Morsi has tapped the military to help bring the city and its neighbors back to order—on Monday, the Egyptian government passed a measure granting the Army the power of arrest. Meanwhile, the country’s top military commander, Gen. Abdel Fattah al-Sisi, issued a dire warning about the ongoing unrest, via a statement on the military’s official Facebook page. “The continuation of the struggle of the different political forces,” he said, “could lead to the collapse of the state.”
Port Said—along with its canal-region neighbors of Ismailia and Suez, which are also covered by Morsi’s decree—has been a picture of chaos in recent days, with demonstrators trading gunfire with police and volleys of tear gas dispersing funeral processions for residents killed in the clashes. Amid the upheaval, the country’s opposition—which had taken to the streets en masse just a day before the Port Said verdict last week, in commemoration of the two-year anniversary of the 2011 revolution—has sought to press the advantage against Morsi, renewing its fight against the controversial Constitution he pushed through last year. A number of opposition leaders met with the president late Monday—however a coalition of 35 secular groups—led by Mohamed ElBaradei—boycotted the talks, saying it was merely political theater.
Many in the opposition think Morsi’s use of the emergency decree—a hated tool of repression during the three-decade rule of his predecessor, Hosni Mubarak—will only see him further weakened politically. “No. 1, we have had very bad experience with emergency law,” said the Cairo activist who blogs under the handle Big Pharaoh. “And No. 2, it’s completely useless. If you look at the news reports coming from the cities where the emergency law was declared—I mean people are still taking to the streets. They are not paying attention to emergency laws.”
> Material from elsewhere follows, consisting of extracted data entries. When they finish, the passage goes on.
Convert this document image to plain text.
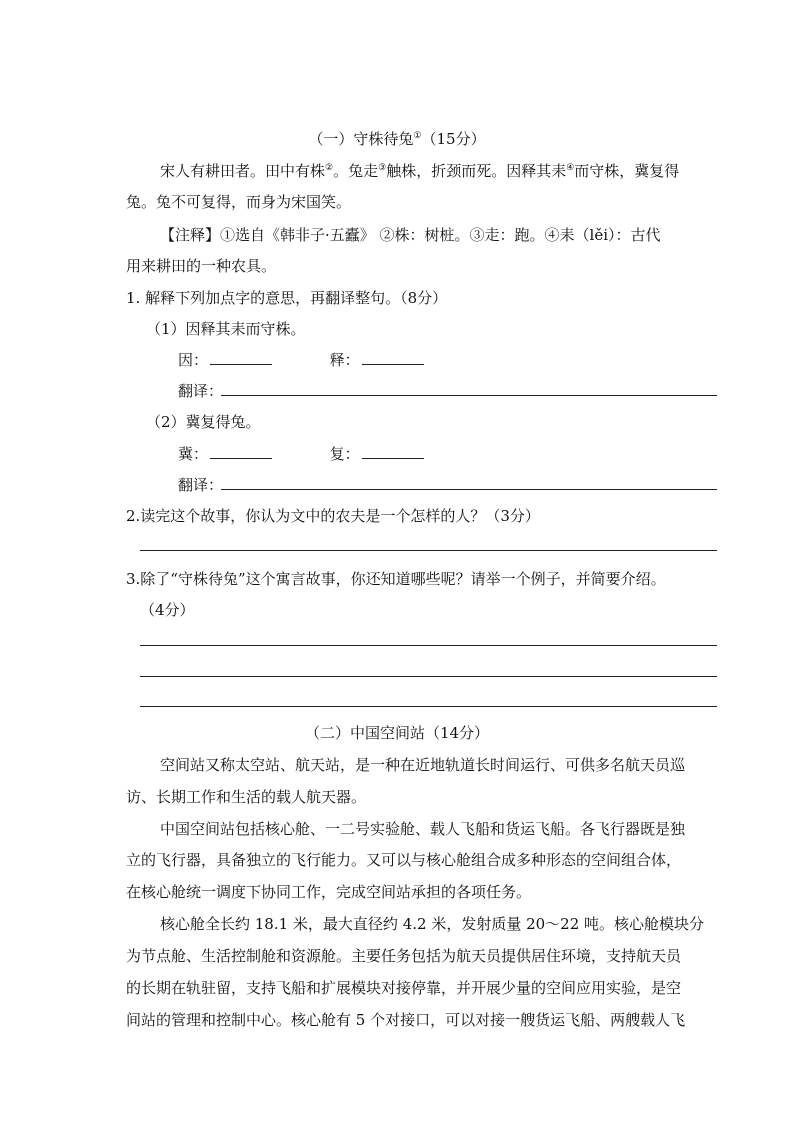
（一）守株待兔①（15分）
宋人有耕田者。田中有株②。兔走③触株，折颈而死。因释其耒④而守株，冀复得
兔。兔不可复得，而身为宋国笑。
【注释】①选自《韩非子·五蠹》 ②株：树桩。③走：跑。④耒（lěi）：古代
用来耕田的一种农具。
1. 解释下列加点字的意思，再翻译整句。（8分）
（1）因释其耒而守株。
因：	释：
翻译：
（2）冀复得兔。
冀：	复：
翻译：
2.读完这个故事，你认为文中的农夫是一个怎样的人？（3分）
3.除了“守株待兔”这个寓言故事，你还知道哪些呢？请举一个例子，并简要介绍。
（4分）
（二）中国空间站（14分）
空间站又称太空站、航天站，是一种在近地轨道长时间运行、可供多名航天员巡
访、长期工作和生活的载人航天器。
中国空间站包括核心舱、一二号实验舱、载人飞船和货运飞船。各飞行器既是独
立的飞行器，具备独立的飞行能力。又可以与核心舱组合成多种形态的空间组合体，
在核心舱统一调度下协同工作，完成空间站承担的各项任务。
核心舱全长约 18.1 米，最大直径约 4.2 米，发射质量 20～22 吨。核心舱模块分
为节点舱、生活控制舱和资源舱。主要任务包括为航天员提供居住环境，支持航天员
的长期在轨驻留，支持飞船和扩展模块对接停靠，并开展少量的空间应用实验，是空
间站的管理和控制中心。核心舱有 5 个对接口，可以对接一艘货运飞船、两艘载人飞
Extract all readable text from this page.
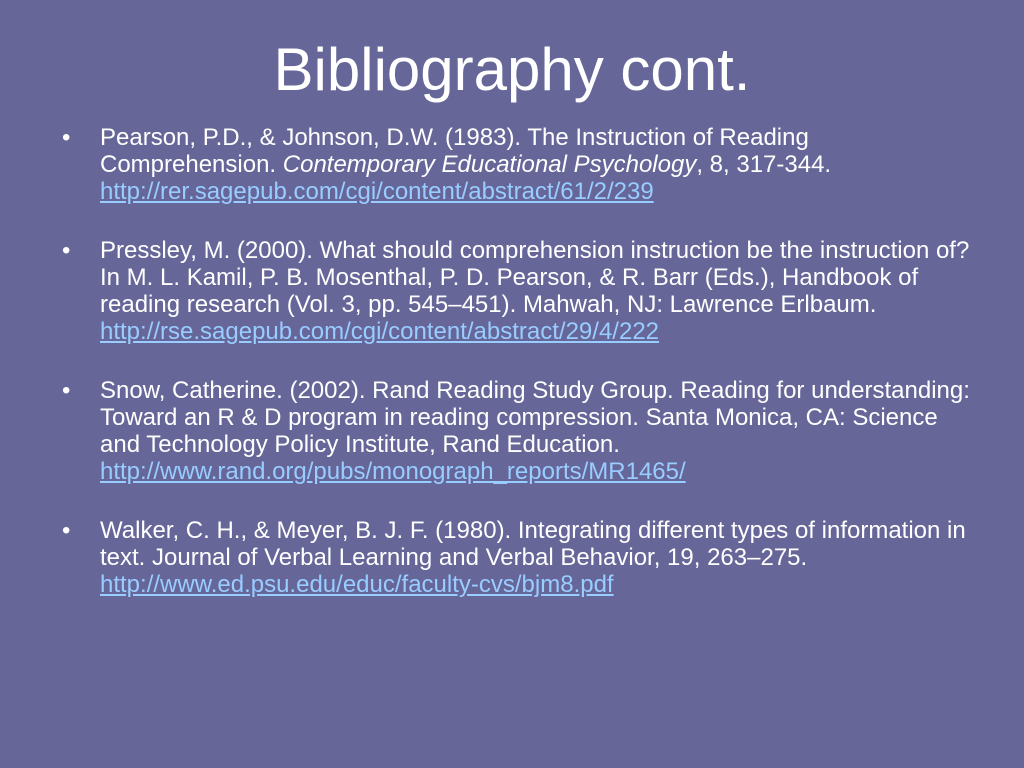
Bibliography cont.
• Pearson, P.D., & Johnson, D.W. (1983). The Instruction of Reading Comprehension. Contemporary Educational Psychology, 8, 317-344. http://rer.sagepub.com/cgi/content/abstract/61/2/239
• Pressley, M. (2000). What should comprehension instruction be the instruction of? In M. L. Kamil, P. B. Mosenthal, P. D. Pearson, & R. Barr (Eds.), Handbook of reading research (Vol. 3, pp. 545–451). Mahwah, NJ: Lawrence Erlbaum.
http://rse.sagepub.com/cgi/content/abstract/29/4/222
• Snow, Catherine. (2002). Rand Reading Study Group. Reading for understanding: Toward an R & D program in reading compression. Santa Monica, CA: Science and Technology Policy Institute, Rand Education. http://www.rand.org/pubs/monograph_reports/MR1465/
• Walker, C. H., & Meyer, B. J. F. (1980). Integrating different types of information in text. Journal of Verbal Learning and Verbal Behavior, 19, 263–275. http://www.ed.psu.edu/educ/faculty-cvs/bjm8.pdf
Port Said may see this as its moment to shine in Egypt’s ongoing political transition. Many smaller cities have felt somewhat neglected by the rapid changes engulfing Egypt these past two years, with much of the focus concentrated on the larger cities like Cairo and Alexandria—while at the same time, an alarming deterioration in security has gripped the country outside the capital. Like Suez, Port Said has played a significant role in Egypt’s revolutionary past—in 1956 when then-President Gamal Abdel Nasser nationalized the Suez Canal Company, triggering an invasion by Britain, France, and Israel, Port Said was the battleground, and it became synonymous with the resistance movement that emerged from the crisis.
Even Egypt’s revolutionary activists seem unsure where the new round of protests might lead. “This violence is kind of new,” said Big Pharaoh, the Cairo blogger. “It’s definitely not like [the 2011 revolution], where you had large groups of people acting together. Now, you have different people acting in different cities across the country, and we don’t know where this is taking us.”